A narrower definition of unproductive activity is required by the Dumas formulation of a Social Material Product (SMP) as an alternative to the traditional Gross National Product (GNP). For Dumas, the SMP measures "the full output of the country's production system that involves the material standard of living."(16) This includes useful services as well as production goods, and it includes unpaid labor as well as paid labor. Hence, in the Dumas formulation, productive labor includes all services that "contribute to increase either the present or future material standard of living." To give an example, many government employees who are classified automatically as unproductive by Perlo, would be classified as productive because they provide services which raise the standard of living.
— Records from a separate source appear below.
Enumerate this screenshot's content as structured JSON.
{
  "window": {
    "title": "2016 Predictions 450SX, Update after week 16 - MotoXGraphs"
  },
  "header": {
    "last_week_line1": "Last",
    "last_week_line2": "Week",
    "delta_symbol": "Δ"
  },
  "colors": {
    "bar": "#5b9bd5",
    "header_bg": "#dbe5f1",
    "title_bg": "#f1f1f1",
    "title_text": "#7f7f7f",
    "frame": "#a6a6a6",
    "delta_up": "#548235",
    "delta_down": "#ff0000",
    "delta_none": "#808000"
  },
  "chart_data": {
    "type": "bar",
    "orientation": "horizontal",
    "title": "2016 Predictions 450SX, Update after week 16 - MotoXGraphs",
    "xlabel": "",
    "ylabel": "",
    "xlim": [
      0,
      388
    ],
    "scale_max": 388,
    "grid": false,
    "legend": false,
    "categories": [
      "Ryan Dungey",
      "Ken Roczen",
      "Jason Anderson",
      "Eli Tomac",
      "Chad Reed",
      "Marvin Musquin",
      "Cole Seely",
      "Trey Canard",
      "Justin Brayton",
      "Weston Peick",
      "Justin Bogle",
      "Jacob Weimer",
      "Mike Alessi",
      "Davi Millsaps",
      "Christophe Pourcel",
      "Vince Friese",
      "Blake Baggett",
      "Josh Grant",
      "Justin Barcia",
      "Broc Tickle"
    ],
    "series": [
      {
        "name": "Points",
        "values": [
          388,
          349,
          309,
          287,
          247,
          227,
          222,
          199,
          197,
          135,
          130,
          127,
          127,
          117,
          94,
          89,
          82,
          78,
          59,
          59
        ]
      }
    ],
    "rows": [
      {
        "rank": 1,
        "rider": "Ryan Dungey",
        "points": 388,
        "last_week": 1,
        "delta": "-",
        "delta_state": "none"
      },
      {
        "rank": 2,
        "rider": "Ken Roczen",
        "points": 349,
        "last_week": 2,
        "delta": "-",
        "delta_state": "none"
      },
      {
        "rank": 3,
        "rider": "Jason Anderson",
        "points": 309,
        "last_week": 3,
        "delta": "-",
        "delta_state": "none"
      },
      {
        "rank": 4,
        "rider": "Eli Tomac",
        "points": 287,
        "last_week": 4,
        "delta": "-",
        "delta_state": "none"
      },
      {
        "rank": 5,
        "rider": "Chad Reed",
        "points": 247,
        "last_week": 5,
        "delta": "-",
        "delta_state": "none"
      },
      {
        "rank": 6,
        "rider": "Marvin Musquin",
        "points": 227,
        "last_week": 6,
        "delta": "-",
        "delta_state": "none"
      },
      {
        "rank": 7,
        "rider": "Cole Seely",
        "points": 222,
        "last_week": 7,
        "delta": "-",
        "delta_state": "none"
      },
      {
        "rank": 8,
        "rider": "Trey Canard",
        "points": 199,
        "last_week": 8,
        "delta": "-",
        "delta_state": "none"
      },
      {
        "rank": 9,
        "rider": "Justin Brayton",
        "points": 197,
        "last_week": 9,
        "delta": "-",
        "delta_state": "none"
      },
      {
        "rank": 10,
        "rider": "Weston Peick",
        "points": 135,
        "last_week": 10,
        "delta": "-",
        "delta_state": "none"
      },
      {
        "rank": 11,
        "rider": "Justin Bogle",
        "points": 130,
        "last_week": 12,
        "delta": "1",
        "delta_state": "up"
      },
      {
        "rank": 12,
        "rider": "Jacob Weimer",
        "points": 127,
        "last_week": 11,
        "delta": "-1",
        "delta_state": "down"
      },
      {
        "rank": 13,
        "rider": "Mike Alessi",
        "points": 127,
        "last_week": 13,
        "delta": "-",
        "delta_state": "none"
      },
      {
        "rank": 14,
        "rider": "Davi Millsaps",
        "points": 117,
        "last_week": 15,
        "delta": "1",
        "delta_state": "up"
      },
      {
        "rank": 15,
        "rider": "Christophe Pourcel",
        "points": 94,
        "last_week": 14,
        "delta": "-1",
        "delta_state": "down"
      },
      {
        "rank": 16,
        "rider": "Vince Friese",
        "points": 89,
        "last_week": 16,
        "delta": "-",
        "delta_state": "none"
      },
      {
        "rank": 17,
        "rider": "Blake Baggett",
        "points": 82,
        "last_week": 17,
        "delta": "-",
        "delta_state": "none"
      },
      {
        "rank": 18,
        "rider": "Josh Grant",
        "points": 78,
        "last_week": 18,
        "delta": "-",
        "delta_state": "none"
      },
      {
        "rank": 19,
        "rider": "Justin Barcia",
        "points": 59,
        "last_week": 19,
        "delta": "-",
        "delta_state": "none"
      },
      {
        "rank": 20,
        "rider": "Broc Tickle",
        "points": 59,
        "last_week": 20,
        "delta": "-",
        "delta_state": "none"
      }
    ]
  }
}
The measurement of SMP as an alternative to GNP would prove useful to socialists and socialist countries, as it would give us a measure of the true health of an economy. For example, it would have made it clear that the Soviet Union's economy was failing a number of years ago when it was not providing needed goods and services to the people. The Soviet economy includes a large unproductive, non-military sector which shows up in GNP measures but would not show up in an SMP measure. I am reminded of the time I served as translator for an American group visiting an architectural institute near Kiev that produced blueprints for farm buildings. "How many people work here?" I asked. The answer was, "700." And how many such institutes are there in the Soviet Union that produce similar blueprints for farm buildings?" The answer was "several hundred." Each time I had to repeat the questions, because I did not believe the size of the numbers, but I was assured they were correct. And if Soviet farmers are anything like U.S. farmers, they wouldn't use the blueprints anyway!
A case can be made that militarization of an economy contributes substantially to the development of its unproductive bureaucratic sector as well as to its counter-productive sector. In the U.S., the "cost-plus" system of military contracts has become a leading source of capitalist profits and a model for other sectors of the economic system, Profit rates on military contracts are far higher than on civilian contracts, a fact that has often been documented.(17) But the problem runs deeper. There is enormous waste in a system that has no market competition and routinely solicits non-competitive, padded bids and routinely pays kickbacks and cost over-runs. These practices have become standard not only for defense contracts, but for other transactions of the military-industrial complex.